Farmers and ranchers visiting the United States Consolidated Farm Service Agency office in Rugby will miss a familiar face when longtime employee Cheryl Anderson retires at the end of December.
“She’s been with us for about 45 years and we’re going to miss her,” said the agency’s Gary Kraft. “Throughout her career, her driving force was serving our customers. FSA staff and producers alike are well aware of the quality and volume of her work, her integrity, her professionalism, her leadership, her focus, and her dedication,” he added.
Anderson said via email she was set to retire “after 44 years, 5 months and 15 days.” Anderson said there would be plenty about her career that she’d miss as well.
Anderson said she would miss “the social interactions with my co-workers and our producers. I took pride in knowing of our producers by name and them knowing who I was, and them being comfortable enough with me to take time for discussions beyond just work-related things. While the job at hand was always the first priority, I will truly miss the day-to-day exchanges with our producers. Another thing I cherish is the fact that many of our current producers are the grandsons or granddaughters of the producers I began working with all those years ago.”
Anderson added she would miss “the challenges” of her job at USDA. As any federal government employee knows, challenges usually take the form of new laws and regulations, sometimes pages and pages of them. Anderson joined the Rugby Farm Service Agency during the Carter Administration in 1977. “The rules and regulations are constantly changing and evolving. About the time that you think you had everything figured out, a rule would change, or an interpretation of something would change, and you would start over with that project,” Anderson said.

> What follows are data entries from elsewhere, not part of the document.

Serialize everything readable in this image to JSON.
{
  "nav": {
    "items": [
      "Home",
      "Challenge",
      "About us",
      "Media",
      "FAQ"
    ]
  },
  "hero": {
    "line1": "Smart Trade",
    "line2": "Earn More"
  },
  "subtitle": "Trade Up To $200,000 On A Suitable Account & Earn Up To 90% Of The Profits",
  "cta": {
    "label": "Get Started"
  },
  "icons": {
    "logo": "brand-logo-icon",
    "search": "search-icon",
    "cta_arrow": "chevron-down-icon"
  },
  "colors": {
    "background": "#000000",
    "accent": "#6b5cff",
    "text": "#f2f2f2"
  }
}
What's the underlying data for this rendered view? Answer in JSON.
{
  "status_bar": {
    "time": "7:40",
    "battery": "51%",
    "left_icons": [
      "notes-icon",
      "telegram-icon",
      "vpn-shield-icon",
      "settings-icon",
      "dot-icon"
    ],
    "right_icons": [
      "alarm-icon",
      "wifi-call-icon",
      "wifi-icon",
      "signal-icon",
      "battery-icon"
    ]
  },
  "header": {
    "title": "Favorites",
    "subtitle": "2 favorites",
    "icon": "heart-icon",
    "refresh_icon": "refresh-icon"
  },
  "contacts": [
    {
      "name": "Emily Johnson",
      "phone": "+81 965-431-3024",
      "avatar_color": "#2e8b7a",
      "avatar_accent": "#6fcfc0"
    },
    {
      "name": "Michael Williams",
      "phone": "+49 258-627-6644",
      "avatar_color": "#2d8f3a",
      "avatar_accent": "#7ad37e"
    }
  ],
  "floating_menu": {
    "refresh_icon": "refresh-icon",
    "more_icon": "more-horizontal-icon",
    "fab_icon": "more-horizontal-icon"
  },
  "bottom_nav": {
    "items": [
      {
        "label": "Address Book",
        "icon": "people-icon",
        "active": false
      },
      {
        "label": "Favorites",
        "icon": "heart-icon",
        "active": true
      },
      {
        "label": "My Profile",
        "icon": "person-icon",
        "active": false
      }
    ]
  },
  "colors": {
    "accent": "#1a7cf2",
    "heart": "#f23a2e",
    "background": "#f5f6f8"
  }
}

“Our job revolves around the current Farm Bill which usually run for 4-5 years, meaning that I have endured and outlasted around ten Farm Bills, 8 presidential administrations with as many FSA State Directors, and at least 7 County Directors,” Anderson added.
Anderson said she also enjoyed helping out other counties in need and training new employees for Pierce and other counties in North Dakota.
“Earlier in my career, I was selected to be a (software technician), which resulted in a number of trips to Washington, D.C., to help test computer software for new programs. Another time, I was detailed to Alaska for three weeks to help enroll salmon fishermen in a price loss assistance program.”
“While those experiences were all memorable and very rewarding, the most memorable and unforgettable for me was my last two trips to Washington D.C., both in 2019,” she added.
Anderson took her first trip to the nation’s capital “to accept the 2019 Under Secretary’s Award for Extraordinary Service and Dedication to the Farm Production and Conservation (FPAC) Mission Area,” she said.
“This award was given to the entire Pierce County office, including the Pierce County Natural Resource Conservation Service (NRCS), for an extraordinary level of cooperation between the two agencies during a time of need, which was on a level that was recognized by our national office.”
Anderson’s second trip to D.C. “was to accept the 2019 Administrators Award for Service to Agriculture,” she said. “The Administrator’s Award is the highest honor you can receive in all of FSA.”
Anderson said she would also remember assisting producers in agriculture through times when “our producers were suffering because of horrible droughts, summer and winter storms, and at times of low commodity prices, and we were able to be there to help.”
Those times were “maybe not the most memorable of times, because they were times of extreme stress, but when we could help with disaster payments and price support payments to help with the low prices, they were certainly among the most satisfying,” Anderson said.
Anderson said she would fill her retirement years with traveling and family time.
“With kids and now grandchildren, both in state and out of state, we try to make the most out of every opportunity to see them, whether it is a basketball game, a birthday party, or just because,” Anderson said. “We will also be able to enjoy spending more and longer periods of time at our camper at the lake. So yes, there will be a lot of traveling being done once I retire.”